Born to a Jewish family in London in 1925, Helen was raised in an atmosphere of fear as the Nazi party rose to power. Chronically sick with tubercular bronchitis, Helen nevertheless joined protests against the British Union of Fascists who were Nazi sympathizers in Great Britain.
During the blitz, Helen was sent to Suffolk, where she remained until the end of the war. At age 20, she answered a help-wanted ad looking for people to help rehabilitate survivors of Nazi concentration camps. She went to Bergen-Belsen in Germany to help the 20,000 survivors there. It was several months after liberation.
Nothing could have prepared Helen for what she found. She later described the scene: “I saw awful sights, amputees, gangrene, festering sores. People still looked terribly emaciated I began to realize the most important role for me there was to bear witness to the vulnerability of humanity.”
Helen said, “People wanted to tell their story and I was able to receive it. They would hold me and dig their fingers in and rasp this story out. They would rock back and forth and I would say to them, ‘I will tell your story. Your story will not die.’ It took me a long time to realize that that was all I could do.”
Helen stayed in Germany for two and a half years, offering comfort to the traumatized survivors as best she could. In 1947, she returned to England, where she continued her work with Holocaust survivors, especially children. Over the next several years, she worked with emotionally damaged child survivors, while studying psychotherapy at the London School of Economics.

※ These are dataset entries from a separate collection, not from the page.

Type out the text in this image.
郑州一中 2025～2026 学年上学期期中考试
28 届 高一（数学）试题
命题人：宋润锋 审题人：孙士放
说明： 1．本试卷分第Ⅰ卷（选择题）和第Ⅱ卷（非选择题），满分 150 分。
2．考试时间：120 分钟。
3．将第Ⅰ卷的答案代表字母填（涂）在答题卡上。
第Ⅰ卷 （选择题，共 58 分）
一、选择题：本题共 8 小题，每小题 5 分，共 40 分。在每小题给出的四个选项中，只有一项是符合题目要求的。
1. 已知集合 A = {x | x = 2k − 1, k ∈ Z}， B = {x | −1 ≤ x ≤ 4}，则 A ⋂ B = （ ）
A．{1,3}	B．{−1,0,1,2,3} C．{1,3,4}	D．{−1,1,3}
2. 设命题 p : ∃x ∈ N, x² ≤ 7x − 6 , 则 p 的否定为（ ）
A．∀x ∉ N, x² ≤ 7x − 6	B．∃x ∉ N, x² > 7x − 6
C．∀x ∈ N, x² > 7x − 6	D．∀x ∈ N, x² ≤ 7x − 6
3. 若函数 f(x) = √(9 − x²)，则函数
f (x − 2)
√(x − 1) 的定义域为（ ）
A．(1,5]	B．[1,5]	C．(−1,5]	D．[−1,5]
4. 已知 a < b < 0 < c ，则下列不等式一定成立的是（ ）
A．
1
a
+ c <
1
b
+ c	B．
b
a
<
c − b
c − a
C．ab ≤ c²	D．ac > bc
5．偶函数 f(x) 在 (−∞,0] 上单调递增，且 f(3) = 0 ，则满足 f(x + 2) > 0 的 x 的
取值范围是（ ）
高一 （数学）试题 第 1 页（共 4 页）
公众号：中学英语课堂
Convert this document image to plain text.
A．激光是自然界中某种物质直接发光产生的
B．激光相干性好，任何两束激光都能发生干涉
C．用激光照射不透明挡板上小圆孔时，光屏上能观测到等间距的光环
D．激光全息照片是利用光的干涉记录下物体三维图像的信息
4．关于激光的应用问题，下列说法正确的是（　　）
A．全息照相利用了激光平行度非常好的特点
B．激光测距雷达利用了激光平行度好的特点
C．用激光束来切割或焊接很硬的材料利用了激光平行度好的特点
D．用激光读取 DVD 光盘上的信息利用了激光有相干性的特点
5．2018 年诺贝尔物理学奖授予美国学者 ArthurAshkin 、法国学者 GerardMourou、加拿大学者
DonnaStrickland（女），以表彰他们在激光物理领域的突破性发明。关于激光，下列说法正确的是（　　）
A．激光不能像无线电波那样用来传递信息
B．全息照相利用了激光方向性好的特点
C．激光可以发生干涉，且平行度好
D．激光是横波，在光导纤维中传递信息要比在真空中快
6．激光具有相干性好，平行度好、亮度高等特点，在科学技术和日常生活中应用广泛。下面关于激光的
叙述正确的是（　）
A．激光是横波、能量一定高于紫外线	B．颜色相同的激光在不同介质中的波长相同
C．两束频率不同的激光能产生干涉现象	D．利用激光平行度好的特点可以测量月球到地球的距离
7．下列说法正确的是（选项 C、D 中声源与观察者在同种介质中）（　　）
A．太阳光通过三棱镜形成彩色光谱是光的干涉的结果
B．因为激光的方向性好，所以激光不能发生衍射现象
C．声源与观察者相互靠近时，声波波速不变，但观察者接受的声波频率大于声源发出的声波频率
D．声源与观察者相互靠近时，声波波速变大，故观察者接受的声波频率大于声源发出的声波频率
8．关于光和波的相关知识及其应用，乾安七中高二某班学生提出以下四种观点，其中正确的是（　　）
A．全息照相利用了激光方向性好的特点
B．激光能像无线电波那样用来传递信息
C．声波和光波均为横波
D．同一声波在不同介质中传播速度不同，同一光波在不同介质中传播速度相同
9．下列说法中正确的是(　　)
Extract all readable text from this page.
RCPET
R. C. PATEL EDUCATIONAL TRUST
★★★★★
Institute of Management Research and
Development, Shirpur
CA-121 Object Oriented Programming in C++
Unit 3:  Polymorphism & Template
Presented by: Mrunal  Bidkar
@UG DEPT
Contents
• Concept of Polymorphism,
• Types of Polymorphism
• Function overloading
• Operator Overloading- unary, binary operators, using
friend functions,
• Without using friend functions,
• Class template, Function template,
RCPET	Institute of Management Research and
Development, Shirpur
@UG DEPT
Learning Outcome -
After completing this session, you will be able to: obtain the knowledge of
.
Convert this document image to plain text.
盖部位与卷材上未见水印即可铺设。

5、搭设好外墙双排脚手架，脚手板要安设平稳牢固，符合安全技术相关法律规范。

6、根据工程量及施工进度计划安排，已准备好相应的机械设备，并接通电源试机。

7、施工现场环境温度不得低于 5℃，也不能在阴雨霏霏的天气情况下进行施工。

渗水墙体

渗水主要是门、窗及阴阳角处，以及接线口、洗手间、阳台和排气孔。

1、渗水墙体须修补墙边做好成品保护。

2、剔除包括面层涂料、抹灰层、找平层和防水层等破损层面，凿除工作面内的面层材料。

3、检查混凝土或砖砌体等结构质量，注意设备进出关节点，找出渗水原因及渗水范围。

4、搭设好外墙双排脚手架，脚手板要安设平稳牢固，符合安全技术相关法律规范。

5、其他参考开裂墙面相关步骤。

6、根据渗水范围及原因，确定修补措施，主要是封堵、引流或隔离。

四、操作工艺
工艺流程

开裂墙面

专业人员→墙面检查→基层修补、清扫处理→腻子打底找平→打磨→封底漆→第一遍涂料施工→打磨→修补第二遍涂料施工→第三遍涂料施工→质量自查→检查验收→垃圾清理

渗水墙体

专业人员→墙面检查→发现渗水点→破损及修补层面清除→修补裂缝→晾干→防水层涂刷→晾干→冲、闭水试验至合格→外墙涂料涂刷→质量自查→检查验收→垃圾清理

With her experience rehabilitating traumatized children, Helen expanded her mission in the 1950’s and 60’s to include chronically ill children. Her own experience as a sick child gave her exceptional empathy for hospitalized kids. Helen successfully advocated for parents’ rights to stay with their sick child in the hospital, an innovation that significantly improved patient morale in pediatrics wards.
In the 1970’s, Helen focused on another group of suffering humans: victims of government-sponsored torture. She co-founded the Medical Foundation for Care of Victims of Torture, and conducted groundbreaking research into government torture in Chile, the USSR, and South Africa.
Helen believed that providing therapy to severely traumatized individuals meant “to receive, not to recoil” and sometimes to “simply sit rocking somebody while they tell their story.” She felt that listening and bearing witness was the most important aspect of her role as a therapist.
Helen continued working well into her 80’s. Her last years were spent helping victims of female genital mutilation, wartime rape, and human trafficking. She died in 2005 at age 89, having provided 7 decades of comfort to atrocity survivors.
The Helen Bamber Foundation continues its vital mission today: working with survivors of human cruelty.
For comforting the most vulnerable victims by listening and bearing witness to their suffering, we honor Helen Bamber as this week’s Thursday Hero.